In 2019, after much community pressure, the CVRD elected officials and staff passed the Soil Deposit Bylaw. Something we celebrated.
Unfortunately, the passage of this land use bylaw has provided CVRD elected officials and staff with the power to approve an unlimited number of permits for the relocation of unfathomable amounts of contaminated soil to additional sites in the headwaters of the Shawnigan Lake drinking watershed.
And we, the Shawnigan Lake community members, who thought the passage of the Soil Deposit Bylaw would provide us with a voice in decisions regarding whether contaminated soil would be relocated into our community and drinking watershed have discovered that we remain voiceless as to whether these permits are approved.
How is this possible?
Has the Shawnigan Lake drinking watershed been unofficially designated a ‘Sacrifice Zone’ to Victoria?
A Sacrifice Zone is a geographic area that is permanently degraded by heavy environmental alterations, such as toxic waste dumps, which result in environmental, economic, or social degradation of the geographic area.
Environmental Sacrifice Zones are made legal through the passage of Locally Unwanted Land Use (LULU) bylaws by elected officials and government staff (such as a Soil Deposit Bylaw).

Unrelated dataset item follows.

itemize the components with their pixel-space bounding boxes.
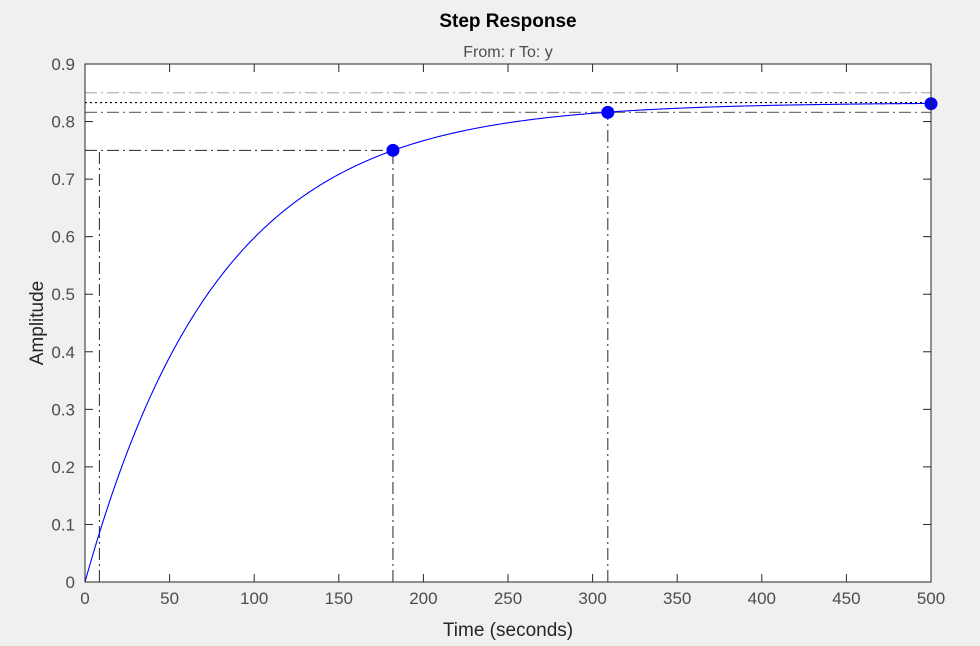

Through the passage of this bylaw the CVRD elected officials and staff are now free to issue unlimited dirty dirt soil relocation permits to any developer who applies.
All the financial gains from these LULU bylaw permits go to the developers and to the government who issues these permits.
All the costs created and resulting from these LULU bylaws permits are paid for by the people living in close proximity. These costs include health hazards, poor aesthetics, reduction in home values, and in Shawnigan Lake, unnecessary risk to present and future drinking water, soil and air quality.
Neighbours and community members who fight these Locally Unwanted Land Use (LULU) bylaw permits are called NIMBYs (Not In My Back Yard) implying that these citizens are petty and selfish for speaking up against the transformation of their community into a geographic sacrifice zone.
The truth, in my opinion, is that NIMBYs are the community’s immune system fighting the diseasing of their ecosystems. NIMBYs are, in fact, the Future Protectors whereas, the elected officials and government staff who generate LULU’s and issue these permits are actually the Future Eaters.